I'm holding out hope for monster.


----------



## silentskream (Sep 20, 2012)

"The specimen likely came from a marine animal... since it was found on the beach," said agency spokesperson Sherlock Friggin' Holmes.


----------



## randomr8 (Oct 24, 2009)

I saw that on the news this morning. It's the size of a soccer ball! - (or at least my memory had it that size...)


----------



## RoxyBlue (Oct 6, 2008)

I call "giant squid"

Science puns:

Carli Segelson, a spokeswoman for the commission: "I shouldn't say this, but they may be able to eyeball it"

What do you think it is? Feel free to give it your best shot a comment below, and keep your eyes peeled for the answer.


----------



## Spooky1 (Aug 25, 2008)

"The primary suspect right now is that it would be a large fish," she said. Among the possibilities are a swordfish, or a tuna, or some sort of deep-water fish species."

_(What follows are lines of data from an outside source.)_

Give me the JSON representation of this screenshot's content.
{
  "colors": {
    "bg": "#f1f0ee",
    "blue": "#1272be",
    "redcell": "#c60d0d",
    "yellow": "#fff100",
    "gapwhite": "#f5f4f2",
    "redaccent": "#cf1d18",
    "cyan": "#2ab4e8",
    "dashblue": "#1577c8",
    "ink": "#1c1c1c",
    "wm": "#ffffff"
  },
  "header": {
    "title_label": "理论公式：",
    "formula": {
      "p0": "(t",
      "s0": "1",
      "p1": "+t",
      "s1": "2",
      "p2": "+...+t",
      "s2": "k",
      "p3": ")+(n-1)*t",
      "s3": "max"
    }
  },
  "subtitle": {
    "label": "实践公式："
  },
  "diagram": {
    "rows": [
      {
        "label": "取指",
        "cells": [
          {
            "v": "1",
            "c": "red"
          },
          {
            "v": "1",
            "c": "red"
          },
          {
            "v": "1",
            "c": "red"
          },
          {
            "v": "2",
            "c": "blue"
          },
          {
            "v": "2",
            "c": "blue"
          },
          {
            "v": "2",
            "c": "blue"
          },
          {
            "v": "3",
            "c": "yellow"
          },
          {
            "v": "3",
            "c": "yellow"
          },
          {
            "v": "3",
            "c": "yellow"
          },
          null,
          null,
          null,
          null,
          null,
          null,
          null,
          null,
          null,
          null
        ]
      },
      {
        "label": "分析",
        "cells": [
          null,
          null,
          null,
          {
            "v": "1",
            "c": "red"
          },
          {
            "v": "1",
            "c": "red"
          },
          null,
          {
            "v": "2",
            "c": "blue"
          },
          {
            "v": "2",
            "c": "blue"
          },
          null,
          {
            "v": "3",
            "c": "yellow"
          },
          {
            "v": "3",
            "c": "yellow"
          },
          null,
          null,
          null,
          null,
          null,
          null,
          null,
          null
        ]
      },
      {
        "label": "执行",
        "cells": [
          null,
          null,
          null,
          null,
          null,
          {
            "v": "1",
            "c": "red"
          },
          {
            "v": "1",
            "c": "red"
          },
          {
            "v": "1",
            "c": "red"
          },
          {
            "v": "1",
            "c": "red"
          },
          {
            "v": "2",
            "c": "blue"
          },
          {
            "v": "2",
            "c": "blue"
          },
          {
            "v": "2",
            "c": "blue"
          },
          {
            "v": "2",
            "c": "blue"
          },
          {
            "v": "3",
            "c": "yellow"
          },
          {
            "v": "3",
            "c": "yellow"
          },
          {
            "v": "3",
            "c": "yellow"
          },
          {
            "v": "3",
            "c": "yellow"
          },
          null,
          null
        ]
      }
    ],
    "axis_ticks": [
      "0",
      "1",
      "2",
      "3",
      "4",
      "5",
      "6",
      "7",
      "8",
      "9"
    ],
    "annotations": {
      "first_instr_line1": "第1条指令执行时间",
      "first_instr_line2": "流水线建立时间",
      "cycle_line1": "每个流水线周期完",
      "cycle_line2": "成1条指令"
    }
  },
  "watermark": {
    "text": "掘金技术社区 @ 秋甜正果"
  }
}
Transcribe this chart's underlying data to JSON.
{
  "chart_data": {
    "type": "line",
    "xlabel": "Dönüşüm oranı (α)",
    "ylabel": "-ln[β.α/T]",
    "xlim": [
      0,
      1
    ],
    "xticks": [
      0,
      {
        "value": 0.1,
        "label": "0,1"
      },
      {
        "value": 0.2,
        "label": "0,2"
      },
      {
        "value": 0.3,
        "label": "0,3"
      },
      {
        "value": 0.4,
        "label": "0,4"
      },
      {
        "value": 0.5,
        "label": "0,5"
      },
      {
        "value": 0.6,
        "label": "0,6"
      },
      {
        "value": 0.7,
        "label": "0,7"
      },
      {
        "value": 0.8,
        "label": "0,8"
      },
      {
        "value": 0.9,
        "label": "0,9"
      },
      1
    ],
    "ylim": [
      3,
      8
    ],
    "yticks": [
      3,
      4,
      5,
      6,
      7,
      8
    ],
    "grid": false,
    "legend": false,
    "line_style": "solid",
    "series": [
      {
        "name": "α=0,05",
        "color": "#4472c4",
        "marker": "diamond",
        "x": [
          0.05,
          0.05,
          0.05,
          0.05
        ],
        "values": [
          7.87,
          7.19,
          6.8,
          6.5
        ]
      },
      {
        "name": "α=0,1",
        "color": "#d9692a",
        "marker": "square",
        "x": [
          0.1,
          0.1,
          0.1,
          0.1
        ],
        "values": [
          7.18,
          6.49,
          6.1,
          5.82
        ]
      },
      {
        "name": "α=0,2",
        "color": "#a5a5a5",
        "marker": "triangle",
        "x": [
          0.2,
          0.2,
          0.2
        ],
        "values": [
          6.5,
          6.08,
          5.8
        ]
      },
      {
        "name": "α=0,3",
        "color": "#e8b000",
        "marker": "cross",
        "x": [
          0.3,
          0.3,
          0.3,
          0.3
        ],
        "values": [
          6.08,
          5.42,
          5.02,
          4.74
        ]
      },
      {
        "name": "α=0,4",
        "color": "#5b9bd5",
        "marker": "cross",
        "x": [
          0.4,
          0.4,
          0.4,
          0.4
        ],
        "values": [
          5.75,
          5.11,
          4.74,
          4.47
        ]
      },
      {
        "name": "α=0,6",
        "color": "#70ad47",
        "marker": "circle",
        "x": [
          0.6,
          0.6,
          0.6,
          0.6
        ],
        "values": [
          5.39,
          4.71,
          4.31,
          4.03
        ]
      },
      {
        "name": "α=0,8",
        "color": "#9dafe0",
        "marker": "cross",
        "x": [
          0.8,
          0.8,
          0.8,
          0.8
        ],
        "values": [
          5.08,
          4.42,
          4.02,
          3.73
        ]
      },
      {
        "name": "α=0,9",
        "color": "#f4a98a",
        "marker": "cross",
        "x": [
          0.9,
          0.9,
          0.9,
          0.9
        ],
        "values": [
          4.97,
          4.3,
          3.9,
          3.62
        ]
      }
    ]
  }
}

A sea moster would be more fun.


----------



## debbie5 (Mar 2, 2007)

Flesh geode.


----------



## Spooky1 (Aug 25, 2008)

and the answer is ....... It's a Swordfish eye.


----------



## Dr. Maniaco (Sep 7, 2012)

debbie5 said:


> flesh geode.


ha!


----------



## WendyLou (Jan 3, 2013)

That is so cool. It looks like a Lochness Monster eye (not that I know what one looks like)


----------



## the bloody chef (Dec 14, 2012)

Looks like the Krakken has been released!!!


----------



## Tortureklown (May 7, 2012)

maybe it is an eye creature and that all there is too it eats plankton through tear gland LoL


----------